PORTO ALEGRE JÁ FOI PARIS - 2
Márcio Pinheiro, o garimpador de textos brilhantes, publicou no Facebook a segunda parte do texto do Sergio Jockymann
Pensei em ser complacente, mas depois de dar outra voltar pelo Centro, decidi ser impiedoso. Todos vocês, pobrezinhos, jamais saberão o que era uma confeitaria alemã. Babo só de lembrar a Jam, ali na Marechal Floriano, onde se dava o golpe de misericórdia na virgindade renitente da namoradinha, pondo uma fatia de torta na sua frente. Ou, então, nas tardes de inverno, pedindo um chocolate à espanhola, acompanhado de bolinhos de creme. No dia em que começaram a pedir torrada americana, senti que a Jam estava com os dias contados. Não levou nem seis meses para começarem a tirar as cerejas da cobertura das tortas.
Foram americanos, esses glutões sem paladar, que acabaram com o centro das cidades. Downtown, dizem ele, e isso já define o que eles pensam sobre o centro.

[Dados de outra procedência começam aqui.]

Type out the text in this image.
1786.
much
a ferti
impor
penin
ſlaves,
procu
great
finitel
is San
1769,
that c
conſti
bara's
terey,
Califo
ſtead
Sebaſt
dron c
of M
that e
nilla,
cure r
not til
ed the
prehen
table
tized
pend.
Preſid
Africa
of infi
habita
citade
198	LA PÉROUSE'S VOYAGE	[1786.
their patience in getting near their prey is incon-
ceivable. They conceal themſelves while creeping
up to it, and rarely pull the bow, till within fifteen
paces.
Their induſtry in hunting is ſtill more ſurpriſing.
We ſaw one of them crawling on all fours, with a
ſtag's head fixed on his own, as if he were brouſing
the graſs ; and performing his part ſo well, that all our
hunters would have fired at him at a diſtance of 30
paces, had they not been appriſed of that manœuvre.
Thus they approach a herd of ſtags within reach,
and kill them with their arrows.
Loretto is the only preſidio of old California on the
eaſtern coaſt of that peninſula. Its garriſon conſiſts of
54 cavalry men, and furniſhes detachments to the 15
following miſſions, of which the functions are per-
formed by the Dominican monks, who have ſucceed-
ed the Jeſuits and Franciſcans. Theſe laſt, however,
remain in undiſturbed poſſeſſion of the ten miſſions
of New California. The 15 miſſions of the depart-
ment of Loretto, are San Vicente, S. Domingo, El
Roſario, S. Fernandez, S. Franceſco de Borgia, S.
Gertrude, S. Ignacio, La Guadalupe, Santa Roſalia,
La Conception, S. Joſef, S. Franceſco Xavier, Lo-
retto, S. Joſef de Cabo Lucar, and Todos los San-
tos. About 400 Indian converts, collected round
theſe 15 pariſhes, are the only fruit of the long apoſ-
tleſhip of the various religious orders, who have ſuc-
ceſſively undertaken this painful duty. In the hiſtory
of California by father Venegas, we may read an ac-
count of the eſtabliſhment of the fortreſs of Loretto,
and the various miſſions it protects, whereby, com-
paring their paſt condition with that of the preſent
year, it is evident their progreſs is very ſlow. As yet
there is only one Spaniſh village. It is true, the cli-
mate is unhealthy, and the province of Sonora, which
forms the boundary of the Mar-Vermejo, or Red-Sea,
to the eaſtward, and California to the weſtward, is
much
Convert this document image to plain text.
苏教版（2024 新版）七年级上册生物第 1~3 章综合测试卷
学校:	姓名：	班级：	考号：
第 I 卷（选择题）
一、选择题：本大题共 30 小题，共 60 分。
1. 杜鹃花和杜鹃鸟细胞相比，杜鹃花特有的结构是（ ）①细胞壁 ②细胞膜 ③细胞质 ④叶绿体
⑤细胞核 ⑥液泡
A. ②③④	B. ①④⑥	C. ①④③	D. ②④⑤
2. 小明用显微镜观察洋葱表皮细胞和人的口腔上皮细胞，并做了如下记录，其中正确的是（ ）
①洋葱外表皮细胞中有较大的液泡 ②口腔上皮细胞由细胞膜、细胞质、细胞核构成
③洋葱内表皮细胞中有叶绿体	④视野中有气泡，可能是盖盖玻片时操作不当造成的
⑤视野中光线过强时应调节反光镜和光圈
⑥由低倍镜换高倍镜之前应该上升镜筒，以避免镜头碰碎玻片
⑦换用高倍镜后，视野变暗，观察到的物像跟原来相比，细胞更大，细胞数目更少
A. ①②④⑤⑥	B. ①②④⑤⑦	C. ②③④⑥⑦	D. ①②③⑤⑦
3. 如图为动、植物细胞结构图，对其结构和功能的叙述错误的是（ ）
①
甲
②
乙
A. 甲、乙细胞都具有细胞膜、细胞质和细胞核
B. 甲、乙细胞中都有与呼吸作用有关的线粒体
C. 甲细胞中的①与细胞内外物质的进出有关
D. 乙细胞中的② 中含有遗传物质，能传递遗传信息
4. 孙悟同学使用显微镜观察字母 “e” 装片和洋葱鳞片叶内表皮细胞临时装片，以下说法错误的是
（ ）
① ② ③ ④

Como passam Ketchup até na consciência, não sabem comer qualquer coisa que não tenha gosto de tomate. Para se empanturrar de hambúrgueres, foram fechando os cafés e restaurantes e colocando bancos em seu lugar. Fizeram essa indignidade no mundo inteiro, mas foi Porto Alegre que se ressentiu mais, porque ela estava tomando um jeitinho de cidade de respeito. Claro, havia a Voluntários da Pátria e quem quisesse desafiar a morte ia para a Cabo Rocha, onde as necessidades da juventude viveram seus momentos mais atrozes.
Mas aqui mesmo no Centro, havia o Marabá, meio puxando para bagunça, e o Maipu, que sempre teve a melhor típica da cidade. Eram casas de muito respeito e nunca se viu ninguém passar a mão em nada abaixo da cintura. Quando uma das damas ria alto demais, era passada automaticamente para o chá-da-índia que era servido em lindos copos de uísque. Eram extravagantes essas senhoras em matéria de bebida. Era tocar um tango e elas largavam a cerveja e pediam um vermute. Provavelmente foi essa terrível mistura que impediu que a maioria delas chegasse à velhice. Por sinal, já que se fala em pelancas, nunca se viu um só espetáculo de strip-tease num desses estabelecimentos. Mesmo no American Boite, que ficava nos confins da Voluntários, as vedetes frívolas que dançavam aqueles blues de cinema sempre cruzavam as pernas quando tiravam calcinhas. O respeito só se foi quando dois desavergonhados abriram ali na Siqueira Campos um horror de boate chamado Buraco Quente. Foi o fim da sutileza e o início dos bancos. Todos nos pressentíamos que a aids era uma questão de tempo.
Mas naqueles tempos amáveis, em que os pecados eram pagos com Penicilina G Sódica, de três em três horas, quando o dia se anunciava no alto da Santa Casa, o Centro se dividia. Os que iam dormir preparavam o sono com uma canja no Treviso, onde os casais noturnos se separavam gentilmente, e o que estavam acordando iam em busca de um café com leite no Matheus. Ah, o pão! Todos eles pareciam ter sido multiplicados pelo Filho de Deus naquela madrugada. Brancos, quentes, perfumados. A manteiga se enlanguescia dentro deles e o queijo se derretia de puro prazer. Mesmo quando trovejava lá fora e a rua se transformava num rio, era tomar o café com pão e manteiga e o sol se abria e a vida ficava linda. Nunca vi, em mais de trinta anos de Matheus, uma só briga ao amanhecer. Nem mesmo a mais leve discussão jamais conspurcou aquela modorra que vinha do estômago e se espalhava pelo corpo inteiro. Mas que, eu pergunto quem, pode ficar santificado no início do dia tomando uma coca cola gelada e mastigando hambúrguer com capim? Perdão, alface. Basta olhar para a cara feroz que todos os jovens têm pela manhã para saber que essa coisa toda está acabando com eles.